The best fit coconut cheesecake
I enthusiastically declare that this fit coconut cheesecake is one of the best coconut cakes I have ever had. If you too love coconut and cheesecake at the same time, you have to try it out!
Coconut milk we use in this recipe contributes to its delicate coconut taste. However, do not forget to put it in the refrigerator the day before, you will only want to use its upper solidified part, which will form after a few hours in the refrigerator. If you want to increase the protein content of the cheesecake, you can also use coconut protein powder, which will further enhance its irresistible coconut taste. If you don't have coconut protein powder, it doesn't matter at all, you can prepare the cheesecake without it. This healthy cheesecake can be prepared even by a complete beginner because its preparation is so simple and quick.
Compared to regular cheesecakes, this fit coconut cheesecake has fewer calories, less sugar and fat, but, on the other hand, more protein. The crust of the cheesecake is not made of any ground biscuits. You can prepare a healthy version of it with the help of oats, almonds, honey, and coconut oil. Cheesecake can be served sprinkled with pieces of coconut and raspberries (fresh or hot).
If you try this healthy and simple coconut cheesecake, be sure to let me know how you liked it in the comments! :)
- For the crust:
- 180g of oats (I recommend these)
- 50g of almonds (I recommend these)
- 2 tbsp of coconut oil (I recommend this one)
- 1-2 tbsp of water
- 2 tbsp of honey/xylitol (I recommend this one)
- For the cream:
- 400ml of coconut milk (can must be left in the fridge overnight - you will only need the upper solidified part) (I recommend this one)
- 500g of soft quark (or low-fat cream cheese)
- 200g of low-fat cream cheese (e.g. Philadelphia)
- 5-6 tbsp of honey (or xylitol) (I recommend this one)
- 50g of shredded coconut
- 2 eggs (or 2 tbsp of corn starch)
- coconut protein powder (optional, you do not have to substitute it, if you want to use it, you can add 30g of protein powder and only use 30g of grated coconut) (I recommend this one)
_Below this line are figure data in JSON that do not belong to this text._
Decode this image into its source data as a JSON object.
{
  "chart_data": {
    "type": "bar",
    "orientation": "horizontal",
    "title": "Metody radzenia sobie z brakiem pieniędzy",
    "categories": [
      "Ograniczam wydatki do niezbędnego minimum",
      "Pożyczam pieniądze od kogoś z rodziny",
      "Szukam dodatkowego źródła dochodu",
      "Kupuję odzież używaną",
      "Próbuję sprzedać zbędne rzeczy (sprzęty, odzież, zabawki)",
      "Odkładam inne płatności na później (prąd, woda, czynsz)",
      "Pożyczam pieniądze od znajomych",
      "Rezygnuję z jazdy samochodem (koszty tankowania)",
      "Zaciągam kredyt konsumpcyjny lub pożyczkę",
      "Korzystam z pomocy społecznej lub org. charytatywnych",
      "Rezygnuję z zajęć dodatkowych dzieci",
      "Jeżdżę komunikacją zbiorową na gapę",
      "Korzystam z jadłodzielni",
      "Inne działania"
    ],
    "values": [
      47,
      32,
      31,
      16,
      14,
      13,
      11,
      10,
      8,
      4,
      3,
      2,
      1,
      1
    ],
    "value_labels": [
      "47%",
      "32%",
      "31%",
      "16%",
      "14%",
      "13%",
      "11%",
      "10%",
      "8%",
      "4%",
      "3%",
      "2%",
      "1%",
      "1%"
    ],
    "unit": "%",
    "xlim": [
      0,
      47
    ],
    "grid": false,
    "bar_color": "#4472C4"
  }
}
- 20g of shredded coconut (to sprinkle)
- Blend almonds and oats together into a fine flour in a blender (I recommend this one) .
- Add melted coconut oil, honey, and, if the dough is too crumbly, also add 1-2 tablespoons of water to the mixture.
- Mix the sticky dough by hand and press it to the bottom of a cake tin (with a diameter of approximately 25 cm).
- In a larger bowl, mix all the ingredients for the cream together. Only add the upper solidified part of the coconut milk, which was created after chilling in the refrigerator.
- Mix the cream thoroughly and if it contains lumps, blend it with an immersion blender.
- Pour the cream onto the prepared crust, sprinkle with 20 g of coconut, and bake the cheesecake for about 50 minutes at 150 degrees (bottom and top heating of the oven) until the top starts to catch a golden color.
- Let the baked cheesecake cool in a half-open oven (this will prevent the cheesecake from cracking on top) and then move it to the refrigerator for at least 4 hours.